Shell’s oil and gas embrace may woo investors, but it is short term thinking
Shell has slashed its green ambitions, reneging on pledges to cut back oil production while also ramping up payouts to shareholders.
At its capital investor day last week, the fossil fuel giant appeared to abandon its modest target of a 1-2 per cent cut in oil production year-on-year until the end of the decade, instead sustaining output and ensuring investors cash in on black gold’s chunky returns.
The FTSE 100 firm argues it has already reached its 1-2 per cent target – largely through hefty divestments – and remains publicly committed to its climate agenda.
However, Shell’s embrace of oil and gas can easily be seen as a rebuke of net zero – and follows rival BP rowing back emissions targets this decade and US juggernaut Exxon Mobil recently describing the 2050 carbon emissions goal as ‘remote’.
It is now set to invest $40bn in fossil fuel production between 2023 and 2035, compared with between $10bn and $15bn in “low-carbon” products such as renewables over the same time period.
This reflects a clamour in the industry to harness high commodity prices, with investment in oil and gas exploration currently on course to reach $528bn this year, its highest level since 2015 – growing 11 per cent year-on-year.
Shell’s strategy was hammered by its usual critics, with investor activist group Follow This hoping it would be a “wake-up call” to climate-friendly shareholders, while Greenpeace argued the mask had now slipped and the energy giant was “showing their true colours”.
Climate-conscious asset manager LGIM has even called on Shell to explain how it plans to reach net zero emissions by 2050 while hiking investments in fossil fuels.
However, there is no need for alarmism or public declarations, with Shell’s decisions little more than a distraction from the wider picture.
The same day Shell unveiled its latest plans to shareholders, the International Energy Agency (IEA) predicted that the peak in world in oil demand could be just five years away – putting a ticking clock under the plans of all fossil fuel majors.
Catch up, Shell!

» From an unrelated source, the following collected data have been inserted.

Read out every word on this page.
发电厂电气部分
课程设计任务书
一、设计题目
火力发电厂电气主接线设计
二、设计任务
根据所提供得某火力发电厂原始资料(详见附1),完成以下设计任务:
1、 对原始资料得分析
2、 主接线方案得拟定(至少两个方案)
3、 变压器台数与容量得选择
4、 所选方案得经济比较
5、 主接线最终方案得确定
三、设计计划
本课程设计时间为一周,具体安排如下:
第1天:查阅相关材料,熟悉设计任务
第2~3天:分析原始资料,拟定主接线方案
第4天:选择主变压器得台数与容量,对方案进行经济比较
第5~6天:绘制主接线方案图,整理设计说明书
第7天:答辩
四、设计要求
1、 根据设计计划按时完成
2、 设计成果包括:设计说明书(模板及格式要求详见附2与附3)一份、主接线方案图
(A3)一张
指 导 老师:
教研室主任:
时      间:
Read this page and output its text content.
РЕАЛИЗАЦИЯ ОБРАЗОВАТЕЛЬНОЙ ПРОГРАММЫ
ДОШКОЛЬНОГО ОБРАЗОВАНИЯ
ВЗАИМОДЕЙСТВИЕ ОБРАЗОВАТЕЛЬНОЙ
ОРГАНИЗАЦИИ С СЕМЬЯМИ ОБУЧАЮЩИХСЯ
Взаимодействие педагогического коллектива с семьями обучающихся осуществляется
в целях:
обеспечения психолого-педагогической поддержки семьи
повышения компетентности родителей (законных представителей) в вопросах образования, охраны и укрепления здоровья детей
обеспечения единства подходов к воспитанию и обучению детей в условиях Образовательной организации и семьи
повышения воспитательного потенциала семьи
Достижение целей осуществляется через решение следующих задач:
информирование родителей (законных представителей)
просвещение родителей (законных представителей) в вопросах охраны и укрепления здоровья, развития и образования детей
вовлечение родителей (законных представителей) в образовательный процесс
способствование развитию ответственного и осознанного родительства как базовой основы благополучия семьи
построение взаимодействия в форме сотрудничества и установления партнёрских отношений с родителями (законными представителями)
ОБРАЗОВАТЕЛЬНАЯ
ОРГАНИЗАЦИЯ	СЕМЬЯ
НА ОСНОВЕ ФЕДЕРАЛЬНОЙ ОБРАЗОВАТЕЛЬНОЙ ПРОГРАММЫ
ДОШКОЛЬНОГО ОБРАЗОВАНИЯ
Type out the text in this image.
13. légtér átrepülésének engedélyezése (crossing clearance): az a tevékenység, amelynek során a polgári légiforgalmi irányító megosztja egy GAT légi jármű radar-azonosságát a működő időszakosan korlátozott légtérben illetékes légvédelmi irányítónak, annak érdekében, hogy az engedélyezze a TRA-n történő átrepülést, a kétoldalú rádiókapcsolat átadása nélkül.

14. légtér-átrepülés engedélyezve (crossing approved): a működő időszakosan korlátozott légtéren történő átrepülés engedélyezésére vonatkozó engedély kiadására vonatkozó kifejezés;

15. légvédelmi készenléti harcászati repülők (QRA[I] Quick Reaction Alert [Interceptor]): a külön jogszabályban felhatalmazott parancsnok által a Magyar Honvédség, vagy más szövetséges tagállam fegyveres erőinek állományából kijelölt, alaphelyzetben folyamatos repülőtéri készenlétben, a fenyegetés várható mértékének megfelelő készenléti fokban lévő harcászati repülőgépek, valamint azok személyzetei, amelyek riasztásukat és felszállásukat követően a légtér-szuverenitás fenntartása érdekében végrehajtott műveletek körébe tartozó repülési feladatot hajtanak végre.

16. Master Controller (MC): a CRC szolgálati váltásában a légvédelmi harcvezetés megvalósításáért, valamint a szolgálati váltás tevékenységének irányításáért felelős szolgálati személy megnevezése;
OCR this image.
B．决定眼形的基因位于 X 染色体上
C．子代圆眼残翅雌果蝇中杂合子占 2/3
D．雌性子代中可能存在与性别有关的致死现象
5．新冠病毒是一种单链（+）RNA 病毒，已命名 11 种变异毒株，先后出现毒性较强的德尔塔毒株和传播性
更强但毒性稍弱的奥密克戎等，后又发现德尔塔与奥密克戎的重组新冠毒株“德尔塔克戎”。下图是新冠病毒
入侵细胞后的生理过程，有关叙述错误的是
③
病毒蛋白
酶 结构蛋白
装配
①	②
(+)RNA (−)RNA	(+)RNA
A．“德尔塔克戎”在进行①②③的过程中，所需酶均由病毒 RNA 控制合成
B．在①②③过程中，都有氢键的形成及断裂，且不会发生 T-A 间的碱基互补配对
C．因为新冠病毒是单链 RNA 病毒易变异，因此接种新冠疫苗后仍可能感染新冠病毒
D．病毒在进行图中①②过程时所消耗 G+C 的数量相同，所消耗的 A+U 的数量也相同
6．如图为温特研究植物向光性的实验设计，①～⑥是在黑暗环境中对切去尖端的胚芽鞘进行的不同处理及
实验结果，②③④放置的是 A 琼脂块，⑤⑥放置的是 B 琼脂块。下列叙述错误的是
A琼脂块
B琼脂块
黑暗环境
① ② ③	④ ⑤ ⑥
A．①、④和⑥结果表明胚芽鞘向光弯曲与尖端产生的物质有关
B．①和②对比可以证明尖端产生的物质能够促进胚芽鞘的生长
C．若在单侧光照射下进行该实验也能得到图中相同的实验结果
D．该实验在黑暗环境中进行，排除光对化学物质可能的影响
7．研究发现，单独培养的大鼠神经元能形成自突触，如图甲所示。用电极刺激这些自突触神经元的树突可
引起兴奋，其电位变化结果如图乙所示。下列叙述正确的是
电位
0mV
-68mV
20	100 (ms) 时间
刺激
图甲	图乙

World is still going green
The Paris-based climate agency expects demand for oil will slow almost to a halt this decade, with a marriage of government energy strategies and consumer behaviour driving the change.
Its latest medium-term market report forecasts that global oil demand will rise just six per cent between 2022 and 2028 to reach 105.7m barrels per day – but that overall annual demand growth will shrivel from 2.4m barrels per day this year to just 0.4m in 2028, putting a peak in demand in sight.
In particular, growth in oil demand for transport will crumble after 2026 as the expansion of electric vehicles, biofuels and improving fuel economy reduce consumption – reflecting how policy, business innovation and customer choices can make the world a greener place.
High oil and gas prices – which have fuelled the global energy crisis – are driving consumers towards greener alternatives for transport, power, and heating, while security of supply concerns following Russia’s invasion of Ukraine last year mean governments are focusing on energy policies powered by wind, solar, hydrogen and mass electrification of domestic energy networks.
This is being reflected in the data, with the IEA also predicting earlier this month that renewable energy capacity will jump a third this year – the largest annual increase ever recorded.
It expects the world’s total renewable capacity will rise to 4,500 gigawatts, equal to the total power output of China and the US combined.
The fundamental driver of this expansion is China – which will account for 55 per cent of global additions of renewable power capacity in both 2023 and 2024 – while the US Inflation Reduction Act has also begun luring investment across the Atlantic.
This does not mean the world is yet on course to reach net zero.
Thousands of renewable projects now exist in the global development pipeline but challenges such as upgrading grid connections, securing investment amid inflationary headwinds, easing planning laws, extracting minerals, and establishing supply chains have to be overcome to keep up with consumption demand over the coming decades.
The reality of reaching net zero will be a painful one, with difficult arguments to be had over how much we should expect our lifestyles to be changed, and how much we’re prepared to pay to reach these goals.
Oil and gas production and trading will be a factor – albeit a declining one – over the short and medium term.
This could even mean that while net zero is desirable, the time frame has to be extended beyond 2050.
Yet the shift to renewables is clearly underway, and this will help mitigate the damaging costs of not reaching net zero, and the wider environmental harms we all fear.
The current focus may be on oil majors embracing their chief source of income – fossil fuels – but a downturn in demand is coming, and this means Shell will be compelled to catch up if it wants to remain one of the world’s biggest energy giants.